It's a long trudge to the top of the hill, especially on a hot day, but every time I go to St John's I just have to do it. Signal Hill dominates the entrance to the harbour, and there's a fantastic view over the city of St John's in one direction and the Atlantic Ocean in the other.
At the top, the sandstone Cabot Tower was built in 1897 to commemorate the 400th anniversary of John Cabot's discovery of Newfoundland, and Queen Victoria's Diamond Jubilee. Inside is a small museum detailing the first transatlantic wireless signal, the letter "S" in Morse Code sent from Cornwall, England, and received here by Guglielmo Marconi in 1901.
A winding narrow staircase took me to the very top, where there's a stunning view over the harbour, but my visit was cut short by swarms of flying ants, so I didn't stay up there long.
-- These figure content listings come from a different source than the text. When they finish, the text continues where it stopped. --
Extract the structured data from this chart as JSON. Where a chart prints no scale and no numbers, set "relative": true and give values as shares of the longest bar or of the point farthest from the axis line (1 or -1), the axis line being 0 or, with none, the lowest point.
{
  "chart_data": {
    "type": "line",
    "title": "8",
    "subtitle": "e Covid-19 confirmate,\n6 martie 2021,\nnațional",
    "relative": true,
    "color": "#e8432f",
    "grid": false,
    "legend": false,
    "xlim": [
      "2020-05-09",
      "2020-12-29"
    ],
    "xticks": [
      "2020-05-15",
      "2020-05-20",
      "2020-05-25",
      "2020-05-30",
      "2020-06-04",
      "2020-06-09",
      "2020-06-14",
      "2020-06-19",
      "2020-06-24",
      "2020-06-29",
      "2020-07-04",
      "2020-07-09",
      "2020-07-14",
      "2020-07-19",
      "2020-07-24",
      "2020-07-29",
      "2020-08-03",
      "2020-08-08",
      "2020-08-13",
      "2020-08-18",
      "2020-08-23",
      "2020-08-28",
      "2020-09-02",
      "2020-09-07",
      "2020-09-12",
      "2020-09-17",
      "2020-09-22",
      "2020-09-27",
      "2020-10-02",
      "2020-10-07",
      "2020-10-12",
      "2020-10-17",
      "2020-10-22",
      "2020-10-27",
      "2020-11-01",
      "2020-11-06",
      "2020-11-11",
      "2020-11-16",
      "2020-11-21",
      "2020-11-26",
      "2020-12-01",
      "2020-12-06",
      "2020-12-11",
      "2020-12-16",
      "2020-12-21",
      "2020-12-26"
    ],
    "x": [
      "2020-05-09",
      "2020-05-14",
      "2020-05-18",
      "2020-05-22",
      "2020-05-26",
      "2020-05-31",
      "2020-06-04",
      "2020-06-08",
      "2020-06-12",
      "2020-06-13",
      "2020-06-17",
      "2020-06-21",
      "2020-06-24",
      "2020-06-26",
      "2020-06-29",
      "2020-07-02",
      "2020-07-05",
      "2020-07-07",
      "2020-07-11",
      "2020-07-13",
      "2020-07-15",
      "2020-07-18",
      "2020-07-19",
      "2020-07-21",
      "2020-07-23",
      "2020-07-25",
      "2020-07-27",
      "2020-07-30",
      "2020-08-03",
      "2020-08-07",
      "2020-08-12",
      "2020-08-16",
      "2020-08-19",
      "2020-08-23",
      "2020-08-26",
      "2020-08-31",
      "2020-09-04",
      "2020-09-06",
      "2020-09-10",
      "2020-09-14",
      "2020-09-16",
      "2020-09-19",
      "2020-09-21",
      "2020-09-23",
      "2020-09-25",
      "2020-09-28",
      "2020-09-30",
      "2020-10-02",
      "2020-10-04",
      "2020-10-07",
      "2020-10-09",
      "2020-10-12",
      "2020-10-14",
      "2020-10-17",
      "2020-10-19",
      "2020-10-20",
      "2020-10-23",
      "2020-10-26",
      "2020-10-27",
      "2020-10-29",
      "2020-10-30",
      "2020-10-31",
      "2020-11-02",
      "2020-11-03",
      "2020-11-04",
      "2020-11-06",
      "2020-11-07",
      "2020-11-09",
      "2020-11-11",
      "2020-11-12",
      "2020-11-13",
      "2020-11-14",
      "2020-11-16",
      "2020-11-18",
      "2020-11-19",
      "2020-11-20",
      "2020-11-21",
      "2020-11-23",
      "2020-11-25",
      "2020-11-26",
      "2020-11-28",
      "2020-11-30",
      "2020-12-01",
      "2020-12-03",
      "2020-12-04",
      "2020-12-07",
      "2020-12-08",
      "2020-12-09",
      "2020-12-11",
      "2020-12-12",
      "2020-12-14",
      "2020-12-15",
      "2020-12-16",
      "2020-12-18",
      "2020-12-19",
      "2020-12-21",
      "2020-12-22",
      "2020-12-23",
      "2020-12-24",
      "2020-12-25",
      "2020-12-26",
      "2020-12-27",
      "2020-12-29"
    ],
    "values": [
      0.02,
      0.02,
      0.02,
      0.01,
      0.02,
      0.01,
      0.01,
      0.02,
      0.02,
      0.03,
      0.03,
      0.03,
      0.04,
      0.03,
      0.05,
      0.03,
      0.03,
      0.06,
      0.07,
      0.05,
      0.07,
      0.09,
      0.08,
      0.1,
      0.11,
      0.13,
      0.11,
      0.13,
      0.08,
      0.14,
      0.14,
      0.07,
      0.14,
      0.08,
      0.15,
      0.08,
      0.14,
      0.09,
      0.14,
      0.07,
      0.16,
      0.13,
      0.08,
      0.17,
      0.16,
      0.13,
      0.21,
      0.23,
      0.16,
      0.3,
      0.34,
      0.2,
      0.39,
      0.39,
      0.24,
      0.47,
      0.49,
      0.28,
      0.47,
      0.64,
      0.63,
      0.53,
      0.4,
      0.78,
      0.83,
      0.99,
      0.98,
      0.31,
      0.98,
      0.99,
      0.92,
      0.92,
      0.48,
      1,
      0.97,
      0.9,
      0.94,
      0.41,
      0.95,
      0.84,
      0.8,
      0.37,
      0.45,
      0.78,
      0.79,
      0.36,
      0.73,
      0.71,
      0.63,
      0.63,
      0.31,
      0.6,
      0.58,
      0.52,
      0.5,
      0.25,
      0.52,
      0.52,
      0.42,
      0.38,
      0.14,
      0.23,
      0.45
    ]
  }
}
The small stone building in the foreground is the 18th century Queens Battery, built for defence of the harbour. The French-English struggle for Newfoundland ended here in 1762 with the last shot fired on the hill.
The French may have been vanquished back in1762, but the cannons remain.... just in case!
There have been harbour defences for St. John's here from the 18th century to the Second World War. As early as 1673, a heavy chain was stretched from across the Narrows from Pancake Rock to Chain Rock to protect the harbour from incoming enemy vessels. During WWII, an anti-submarine boom was attached to prevent the entry of German U-boats.
Across the entrance to St John's Harbour is Fort Amherst. The WWII gun emplacements down near the water are still there, but no public access any more. ('Elf'n'safety rules, no doubt.) On previous visits we have been able to walk through the bunkers and actually climb on the rusty guns.
The Fort Amherst lighthouse was built in 1952, replacing former structures built in 1813 and 1852. The lighthouse keepers house has been converted to a delightful tearoom with a spectacular view of The Narrows.
And in the far distance is the lighthouse at Cape Spear, the most easterly tip of land in North America. Start swimming.... next stop.... Europe.